Ok, now that the tone of this post has been established, let’s begin.
Since day one, I’ve talked a lot about being an engineer, of the BME specificity. But what exactly is BME? Well, when used together, those three letters stand for biomedical engineering, which can indicate anything from designing organs to designing imaging devices.
Until recently, that is about as much as I could tell you.
I didn’t come into college with an insane number of AP credits that applied to my major (see also: the fives on AP US and AP Psych that mean the equivalent of a gold star or smiley face sticker) or credits from other colleges. Because of this, my last two semesters have been full of straight science and math classes, such as the very broad Calculus II and General Physics I.
I love science and math as much as the next guy (maybe slightly more), but these classes can seem like an endless tunnel into the abyss of plain facts and formulae, without any clear connection to what I want to do with my life.
Before you start getting concerned about my mental health (Mom…), this is where the tone of this blog post turns around and back toward the sunshine.
This semester, I am on a design team, which is a team of BME undergrads that work together to solve a real-world problem in the medical field. We’re given real money, real constraints, and a real problem, and have to use our combined brainpower to design a solution. Like real engineers, we do everything from designing prototypes and computer models to running lab tests and giving business presentations.

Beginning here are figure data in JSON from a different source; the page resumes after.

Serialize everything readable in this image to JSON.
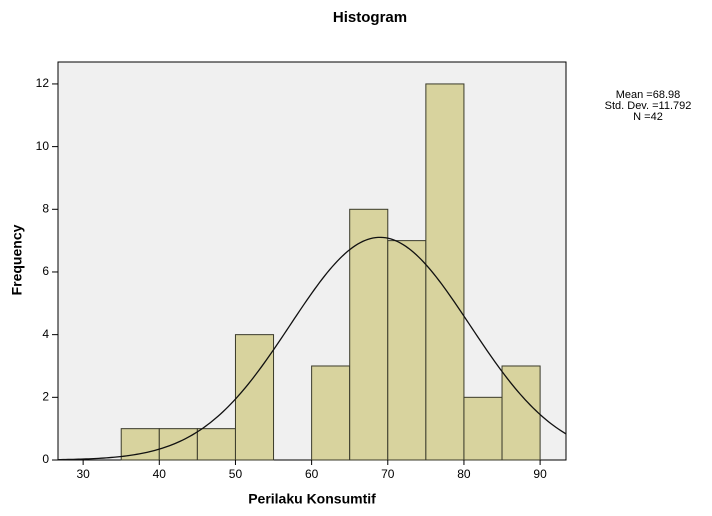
{
  "chart_data": {
    "type": "histogram",
    "title": "Histogram",
    "x_label": "Perilaku Konsumtif",
    "y_label": "Frequency",
    "bins": [
      35,
      40,
      45,
      50,
      55,
      60,
      65,
      70,
      75,
      80,
      85,
      90
    ],
    "counts": [
      1,
      1,
      1,
      4,
      0,
      3,
      8,
      7,
      12,
      2,
      3
    ],
    "color": "#d8d39e",
    "edge_color": "#3a3a2a",
    "curve_color": "#111111",
    "xlim": [
      26.7,
      93.4
    ],
    "xticks": [
      30,
      40,
      50,
      60,
      70,
      80,
      90
    ],
    "ylim": [
      0,
      12.7
    ],
    "yticks": [
      0,
      2,
      4,
      6,
      8,
      10,
      12
    ],
    "mean": 68.98,
    "std_dev": 11.792,
    "n": 42,
    "stats_labels": [
      "Mean =68.98",
      "Std. Dev. =11.792",
      "N =42"
    ]
  }
}
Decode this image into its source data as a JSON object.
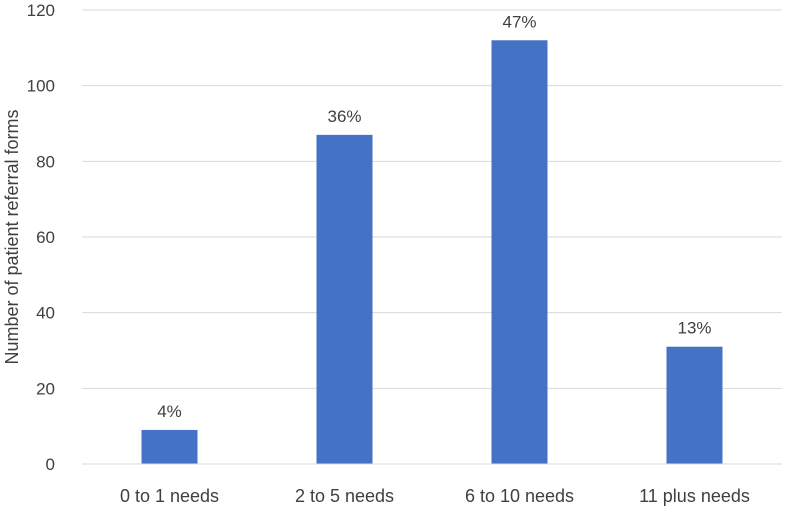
{
  "chart_data": {
    "type": "bar",
    "categories": [
      "0 to 1 needs",
      "2 to 5 needs",
      "6 to 10 needs",
      "11 plus needs"
    ],
    "values": [
      9,
      87,
      112,
      31
    ],
    "data_labels": [
      "4%",
      "36%",
      "47%",
      "13%"
    ],
    "ylabel": "Number of patient referral forms",
    "xlabel": "",
    "ylim": [
      0,
      120
    ],
    "yticks": [
      0,
      20,
      40,
      60,
      80,
      100,
      120
    ],
    "grid": true,
    "bar_color": "#4472C4",
    "grid_color": "#D9D9D9"
  }
}
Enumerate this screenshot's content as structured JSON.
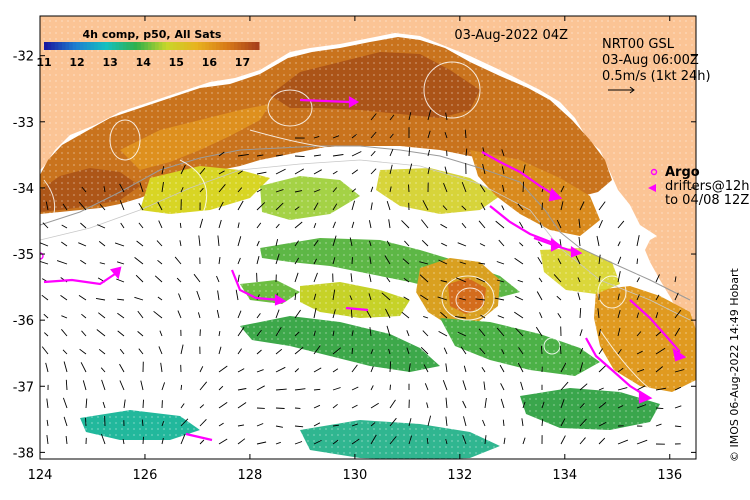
{
  "map": {
    "date_title": "03-Aug-2022 04Z",
    "product": "NRT00 GSL",
    "current_time": "03-Aug 06:00Z",
    "scale_label": "0.5m/s (1kt 24h)",
    "colorbar": {
      "title": "4h comp, p50, All Sats",
      "ticks": [
        "11",
        "12",
        "13",
        "14",
        "15",
        "16",
        "17"
      ],
      "colors": [
        "#1a1aa0",
        "#1f7fd0",
        "#14c0c0",
        "#2fb04a",
        "#c8d62a",
        "#e8b21e",
        "#d87a18",
        "#a8401a"
      ]
    },
    "legend": {
      "argo_label": "Argo",
      "drifters_label": "drifters@12h",
      "drifters_to": "to 04/08 12Z",
      "argo_color": "#ff00ff",
      "drifter_color": "#ff00ff"
    },
    "lat_ticks": [
      "-32",
      "-33",
      "-34",
      "-35",
      "-36",
      "-37",
      "-38"
    ],
    "lon_ticks": [
      "124",
      "126",
      "128",
      "130",
      "132",
      "134",
      "136"
    ],
    "copyright": "© IMOS 06-Aug-2022 14:49 Hobart",
    "land_color": "#fbc495",
    "sst_palette": {
      "warm": "#c8701c",
      "warm_dark": "#a54e18",
      "orange": "#e3961f",
      "yellow": "#d9d524",
      "green": "#3aa94a",
      "teal": "#20b8a8"
    },
    "chart_data": {
      "type": "heatmap",
      "xlabel": "",
      "ylabel": "",
      "xlim": [
        124,
        136.5
      ],
      "ylim": [
        -38.1,
        -31.4
      ],
      "x_ticks": [
        124,
        126,
        128,
        130,
        132,
        134,
        136
      ],
      "y_ticks": [
        -32,
        -33,
        -34,
        -35,
        -36,
        -37,
        -38
      ],
      "colorbar_range": [
        11,
        17.5
      ],
      "title": "03-Aug-2022 04Z"
    }
  }
}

My design team is great. We’re like a dysfunctional family, with each of us somehow filling the capacity of “weird uncle,” and as a team, we’ve been presented with a plethora of opportunities.
We’ve gotten to stand in the OR during surgeries (cool), go to Florida to meet with our sponsors (cooler), and present to doctors specializing in our project’s field (almost as cool as Florida).
It was during one of these recent presentations that I had my realization. As I spoke about our project, I found myself getting excited about what we were doing and fixing a real problem in the health care world. I could see the end goal of my studies and had the this-is-what-I-want-to-do moment.
That excitement? That’s how you know that your field is right for you.